Die Böhmerschlacht

[285] Es sank im fernen Westen die Sonne allgemach,

Da sah sie stehn zwei Lager im Feld vor Mengesbach;

Da sah sie auch zwei Gletscher ein schönes Thal umstehn,

Die rollend, donnernd morgen als Lavinen niedergehn.


Still wie Karthäuserklausen lag eins der Lager dort,

Gerüstet stehn die Schaaren, doch tönt kein hörbar Wort.

Zwei Männer wallen prüfend ernst durch die stillen Reihn,

Max scheint der Männer einer, der andr' Albrecht zu sein.
[285]

Im andern Lager drüben, da ging's gar lustig her,

Da sang es, und da klang es, als ob's just Fastnacht wär';

Der Eine schleift am Schwerte, der Andre schnarcht dazu,

Der Dritte kos't sein Schlachtroß: o wärst mein Schätzel du!


Der Pfälzer saß beim Weine, der Böhme lag beim Bier,

Da sah durch schwarze Wolken der bleiche Mond herfür;

»Wie der heut blinzelt droben, der weichliche Kumpan,

Fast wie ein zartes Mägdlein, das Blut nicht schauen kann!«


»Ja, Blut gilt's morgen, Brüder!« – »Stoßt an, auf Böhmens Heil!« –

»Drei deutsche Memmen fress' ich!« – »Vier nehm' ich auf mein Theil!« –

So schrien die wilden Zecher und stießen an mit Macht,

Es klirrten laut die Becher weit durch die ernste Nacht.


Und höher wallt' im Osten der Mond nun allgemach

Und sah die beiden Lager im Feld vor Mengesbach,

Sah fern auch ruhn zwei Brüder in süßer Schlummerlust;

Des Einen Dolch steckt morgen dem Andern in der Brust.

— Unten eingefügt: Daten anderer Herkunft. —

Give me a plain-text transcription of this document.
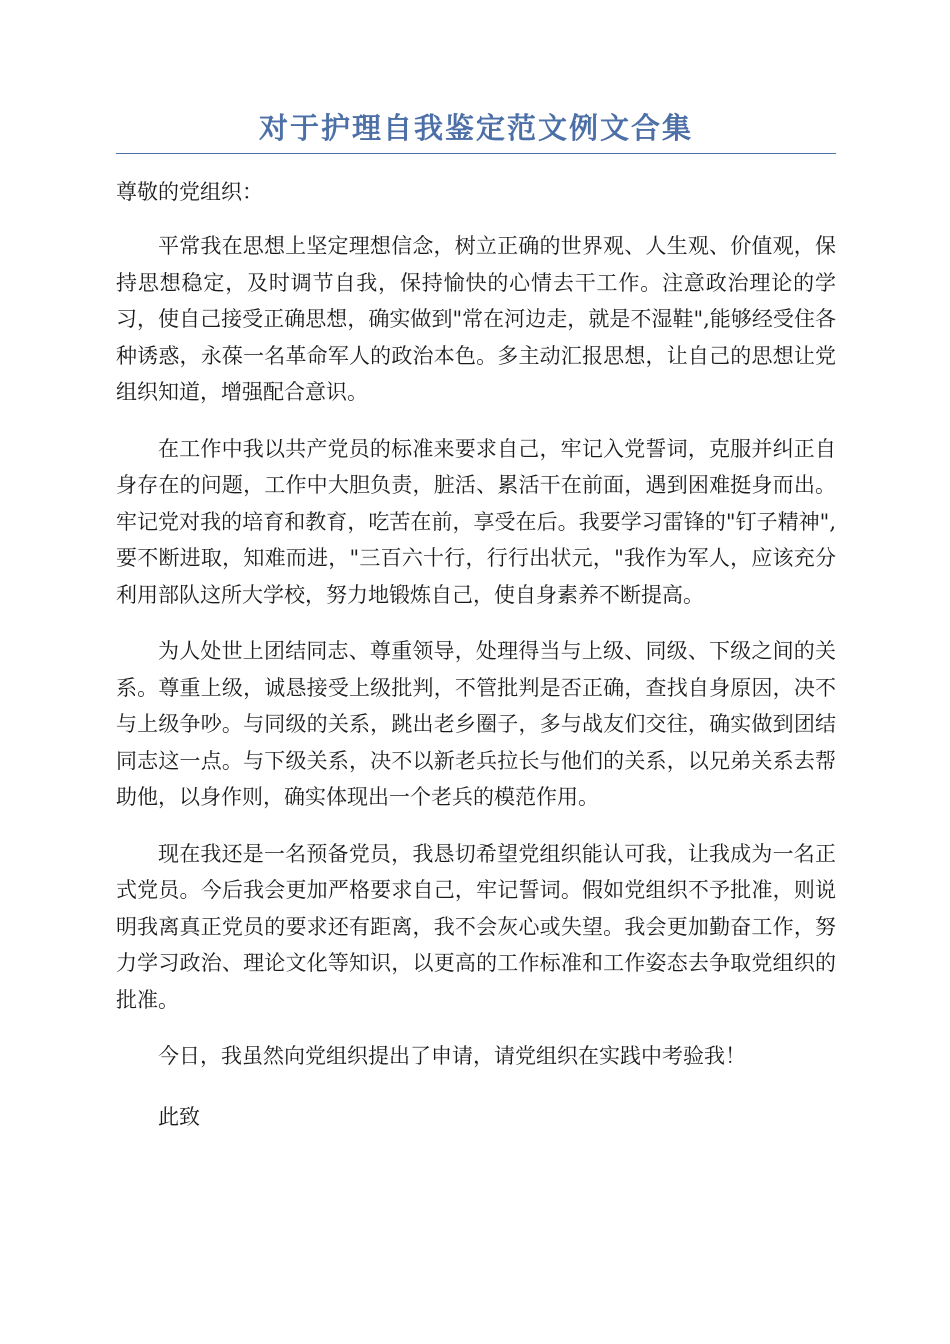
对于护理自我鉴定范文例文合集

尊敬的党组织：

平常我在思想上坚定理想信念，树立正确的世界观、人生观、价值观，保持思想稳定，及时调节自我，保持愉快的心情去干工作。注意政治理论的学习，使自己接受正确思想，确实做到"常在河边走，就是不湿鞋",能够经受住各种诱惑，永葆一名革命军人的政治本色。多主动汇报思想，让自己的思想让党组织知道，增强配合意识。

在工作中我以共产党员的标准来要求自己，牢记入党誓词，克服并纠正自身存在的问题，工作中大胆负责，脏活、累活干在前面，遇到困难挺身而出。牢记党对我的培育和教育，吃苦在前，享受在后。我要学习雷锋的"钉子精神",要不断进取，知难而进，"三百六十行，行行出状元，"我作为军人，应该充分利用部队这所大学校，努力地锻炼自己，使自身素养不断提高。

为人处世上团结同志、尊重领导，处理得当与上级、同级、下级之间的关系。尊重上级，诚恳接受上级批判，不管批判是否正确，查找自身原因，决不与上级争吵。与同级的关系，跳出老乡圈子，多与战友们交往，确实做到团结同志这一点。与下级关系，决不以新老兵拉长与他们的关系，以兄弟关系去帮助他，以身作则，确实体现出一个老兵的模范作用。

现在我还是一名预备党员，我恳切希望党组织能认可我，让我成为一名正式党员。今后我会更加严格要求自己，牢记誓词。假如党组织不予批准，则说明我离真正党员的要求还有距离，我不会灰心或失望。我会更加勤奋工作，努力学习政治、理论文化等知识，以更高的工作标准和工作姿态去争取党组织的批准。

今日，我虽然向党组织提出了申请，请党组织在实践中考验我！

此致
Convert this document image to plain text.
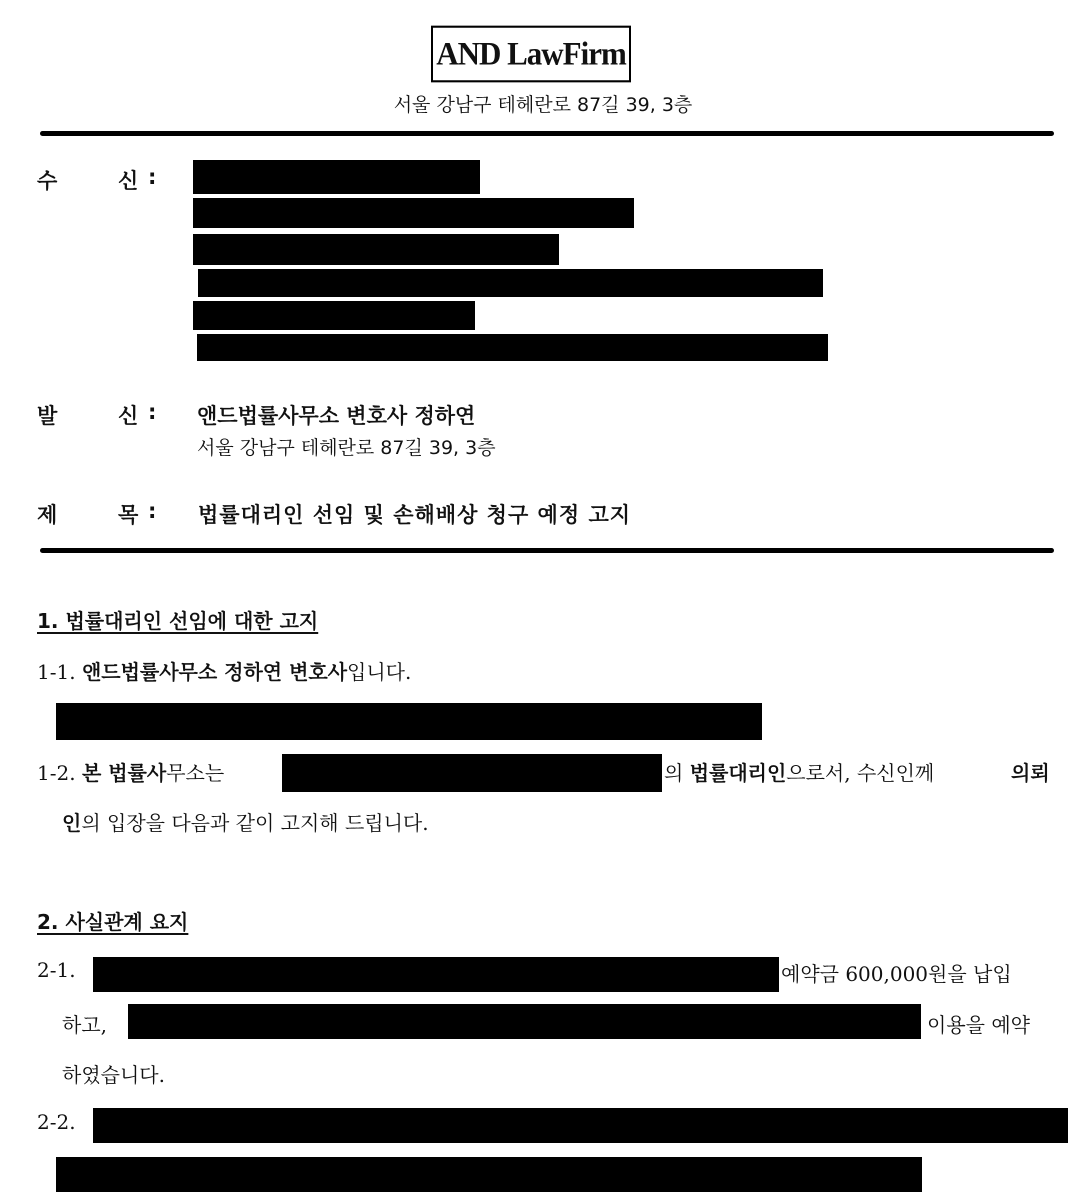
AND LawFirm
서울 강남구 테헤란로 87길 39, 3층
수	신 :
발	신 : 앤드법률사무소 변호사 정하연
서울 강남구 테헤란로 87길 39, 3층
제	목 : 법률대리인 선임 및 손해배상 청구 예정 고지
1. 법률대리인 선임에 대한 고지
1-1. 앤드법률사무소 정하연 변호사입니다.
1-2. 본 법률사무소는	의 법률대리인으로서, 수신인께	의뢰
인의 입장을 다음과 같이 고지해 드립니다.
2. 사실관계 요지
2-1.	예약금 600,000원을 납입
하고,	이용을 예약
하였습니다.
2-2.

»Ihr böhmischen Musikanten, wohlan, spielt auf zum Tanz!«

Da drehten sich die Zecher im lustigen Wirbelkranz.

»Horch, horch! Trompet' und Trommeln!« – »Ihr Narrn, was fällt euch ein?

Wer krächzt da mit Trompeten so läppisch zum Flötenreihn?«


Und wieder, horch! Ein Mörser, laut donnernd, kracht im Feld!

Da sprang der alte Pfalzgraf empor in seinem Zelt:

»Wohl kenn' ich diese Stimme, 's ist Maxens Nachtigall;

Die singt ihr Lied im Vollmond! Das weckt mit schmetterndem Schall!«
[286]

Die Mörser donnerten lauter, und Schwerter prasseln drein:

Wir wollen euch Eins singen und musiziren fein!

Und »Max und Albrecht« ruft es, und immer tiefer bricht's

Herein ins wirre Lager, wie Schrecken des Weltgerichts.


Drin strömt es aus den Zelten und rennt nach Schwert und Schild;

Sankt Nepomuk, zu Hülfe! Sankt Wenzel, sei uns mild!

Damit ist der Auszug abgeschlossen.